Теперь головы клиентов казались ему непослушными и безобразными. Рассказывая свои басни, он думал, что они уже никого не занимают, и замирал с бритвой в руке над сидящим на корточках клиентом: ведь он рассказывал свои сказки главным образом для себя, и если люди смеялись или толковали про услышанное, то, возможно, размышляли при этом, скажем, о трехлемешном плуге, который скоро заменит старую деревянную соху, или потешались просто так при виде старомодного цирюльника, конечно человека умелого и почтенного, но которого давно пора сдать в архив как сентиментальную и нелепую намять о прошлом.
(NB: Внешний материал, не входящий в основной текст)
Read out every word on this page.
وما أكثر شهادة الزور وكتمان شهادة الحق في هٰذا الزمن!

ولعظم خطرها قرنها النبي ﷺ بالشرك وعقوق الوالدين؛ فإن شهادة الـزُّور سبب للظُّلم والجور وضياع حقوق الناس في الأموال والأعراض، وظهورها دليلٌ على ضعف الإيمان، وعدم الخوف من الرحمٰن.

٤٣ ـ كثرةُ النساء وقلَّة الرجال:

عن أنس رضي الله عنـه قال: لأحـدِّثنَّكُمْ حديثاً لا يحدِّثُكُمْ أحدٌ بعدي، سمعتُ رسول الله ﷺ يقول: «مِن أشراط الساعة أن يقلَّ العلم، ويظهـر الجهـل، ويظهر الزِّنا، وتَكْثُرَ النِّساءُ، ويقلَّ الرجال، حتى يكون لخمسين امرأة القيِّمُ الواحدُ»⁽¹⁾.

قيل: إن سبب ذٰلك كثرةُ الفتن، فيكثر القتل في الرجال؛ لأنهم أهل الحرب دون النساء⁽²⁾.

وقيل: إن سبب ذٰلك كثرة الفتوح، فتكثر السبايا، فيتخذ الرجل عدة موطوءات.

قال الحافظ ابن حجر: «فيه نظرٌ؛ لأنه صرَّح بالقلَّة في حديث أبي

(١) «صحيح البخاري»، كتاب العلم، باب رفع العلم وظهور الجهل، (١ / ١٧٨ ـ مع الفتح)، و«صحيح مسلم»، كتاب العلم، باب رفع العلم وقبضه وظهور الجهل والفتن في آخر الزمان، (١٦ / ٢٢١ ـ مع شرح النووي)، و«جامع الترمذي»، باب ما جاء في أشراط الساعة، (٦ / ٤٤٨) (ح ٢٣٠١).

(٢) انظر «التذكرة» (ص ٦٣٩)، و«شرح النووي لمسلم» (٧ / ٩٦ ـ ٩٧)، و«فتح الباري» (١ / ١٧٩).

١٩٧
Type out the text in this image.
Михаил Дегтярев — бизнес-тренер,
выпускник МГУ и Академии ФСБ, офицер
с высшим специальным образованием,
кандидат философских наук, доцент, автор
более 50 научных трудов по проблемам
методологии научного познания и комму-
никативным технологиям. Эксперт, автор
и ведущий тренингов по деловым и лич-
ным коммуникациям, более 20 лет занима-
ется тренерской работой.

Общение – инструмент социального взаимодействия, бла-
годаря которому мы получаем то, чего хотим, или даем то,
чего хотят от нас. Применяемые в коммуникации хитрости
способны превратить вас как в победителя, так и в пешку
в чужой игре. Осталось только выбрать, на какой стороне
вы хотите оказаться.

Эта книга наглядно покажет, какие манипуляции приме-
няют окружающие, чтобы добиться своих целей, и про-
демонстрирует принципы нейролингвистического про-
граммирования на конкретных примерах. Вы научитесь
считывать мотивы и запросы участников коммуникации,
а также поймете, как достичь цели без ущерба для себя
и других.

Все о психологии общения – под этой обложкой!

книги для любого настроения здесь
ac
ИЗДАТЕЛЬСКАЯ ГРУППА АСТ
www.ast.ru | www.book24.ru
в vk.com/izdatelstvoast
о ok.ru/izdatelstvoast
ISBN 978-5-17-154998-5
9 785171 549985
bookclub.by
Да и сам он перестал уже слушать то, о чем говорил.
Однажды вечером бритва выпала у него из рук, и Мусса не поднял ее. Пригнувшись, он собирался выйти из палатки и вдруг замер на месте, словно пригвожденный к земле лунным светом. Позади него хлопал ушами осел и шипела, посвистывая, карбидная лампа. Мусса вышел из палатки, распрямился и только тогда увидел при свете луны какого-то человека с белой от мыльной пены головой и с полотенцем вокруг шеи, который что-то кричал и размахивал руками. Но и тут Мусса ничего не понял. А когда оба они прогнали прочь осла как нежелательного свидетеля и, войдя в палатку, стали вдвоем стирать мыльную пену с головы клиента и встряхивать карбидную лампу, чтобы она лучше разгорелась, человек продолжал что-то кричать, но Мусса по-прежнему ничего не понимал.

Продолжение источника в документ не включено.